Most fee agreements are 1 year.  If you do not have a date on it, I think by default it might be 1 year.  However, there is no reason you wouldn't date your agreement.  In a sense its good to have that limitation because its another opportunity to negotiate better terms.  In some cases its also an opportunity for the client to negotiate really tough terms which means sometimes you have to walk away.

8. Signature.

Yeah yea.  Self explanatory.

Simple, straight forward, complete, and totally unambiguous and easy to understand.  That's my way of writing a fee agreement.  I have seen staffing firms (of colleagues and friends) with multiple subparts and maybe 6-7 pages.  I don't know about you but my business isn't that complex and I really don't understand why it needs to be that complicated for a perm placement agreement.  On the other hand there are giant corporations that want you to sign their fee agreements, which by the way, no surprise, is usually very difficult to read and usually the terms are set in to be unfavorable to the recruiter who normally ends up bearing a greater risk than necessary.

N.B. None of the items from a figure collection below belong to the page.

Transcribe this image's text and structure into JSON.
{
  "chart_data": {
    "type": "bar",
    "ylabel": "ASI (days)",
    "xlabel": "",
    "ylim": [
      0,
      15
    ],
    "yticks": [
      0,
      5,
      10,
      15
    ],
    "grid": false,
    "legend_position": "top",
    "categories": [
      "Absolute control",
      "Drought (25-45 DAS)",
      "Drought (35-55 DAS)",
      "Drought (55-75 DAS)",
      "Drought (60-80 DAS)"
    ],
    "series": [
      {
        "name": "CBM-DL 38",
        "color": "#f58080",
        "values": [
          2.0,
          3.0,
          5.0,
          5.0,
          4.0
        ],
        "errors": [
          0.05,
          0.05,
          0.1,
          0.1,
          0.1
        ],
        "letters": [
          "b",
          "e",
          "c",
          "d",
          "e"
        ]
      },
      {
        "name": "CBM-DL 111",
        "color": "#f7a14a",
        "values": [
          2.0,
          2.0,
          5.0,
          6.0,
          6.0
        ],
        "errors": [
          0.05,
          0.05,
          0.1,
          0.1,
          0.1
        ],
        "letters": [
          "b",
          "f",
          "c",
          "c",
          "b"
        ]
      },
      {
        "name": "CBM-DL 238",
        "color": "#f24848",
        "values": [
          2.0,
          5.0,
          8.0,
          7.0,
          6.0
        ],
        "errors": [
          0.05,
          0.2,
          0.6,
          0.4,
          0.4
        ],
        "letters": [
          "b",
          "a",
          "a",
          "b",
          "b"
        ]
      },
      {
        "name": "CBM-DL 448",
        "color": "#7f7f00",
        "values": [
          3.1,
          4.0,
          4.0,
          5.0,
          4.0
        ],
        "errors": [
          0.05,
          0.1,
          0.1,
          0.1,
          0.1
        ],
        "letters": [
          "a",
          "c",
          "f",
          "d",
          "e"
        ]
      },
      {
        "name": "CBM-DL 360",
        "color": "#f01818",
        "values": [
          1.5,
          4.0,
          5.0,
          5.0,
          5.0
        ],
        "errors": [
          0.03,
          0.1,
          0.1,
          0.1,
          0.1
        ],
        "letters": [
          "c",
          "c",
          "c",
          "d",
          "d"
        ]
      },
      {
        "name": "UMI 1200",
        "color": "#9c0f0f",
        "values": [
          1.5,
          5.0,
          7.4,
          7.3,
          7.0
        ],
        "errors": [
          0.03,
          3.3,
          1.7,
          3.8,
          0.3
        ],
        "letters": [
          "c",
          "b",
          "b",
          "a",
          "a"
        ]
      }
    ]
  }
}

One major rule of thumb.  Please don't negotiate a lower percentage fee as your go-to first point of conversation when negotiating with your clients.  Give in other areas before you go straight to cutting your own livelihood.  It's a huge disservice to our entire profession and pulls down the fees for everyone.  Once you go down that path as the low cost leader its tough to get the better juicier fees.  Also, what does that say about your work and the value you provide?  Just don't do it except as a last resort and make sure they give you something in return like exclusivity when you can get it or more favorable terms somewhere else.

Happy headhunting.  Be the professional I know that you are.  Don't fold like a cheap suit under the heat of battle and most importantly protect your assets!  Those clients might seem nice and friendly but they are sharks.  Don't let them fool you.  If you let them smell fear or blood, they'll come and devour every last morsel of flesh from your bones.  :P

Views: 771

Comment by Tim Spagnola on June 6, 2012 at 1:22pm
Good post Joshua- is your current agreement one page? I always appreciate the 'keep it on point' direct type of agreement.
Comment by Joshua Lee on June 6, 2012 at 1:54pm

I have 4 standard agreements in place that I like to use based on the client.  They average between 3-4 pages but that's usually 12 point font and adequate spacing and so forth.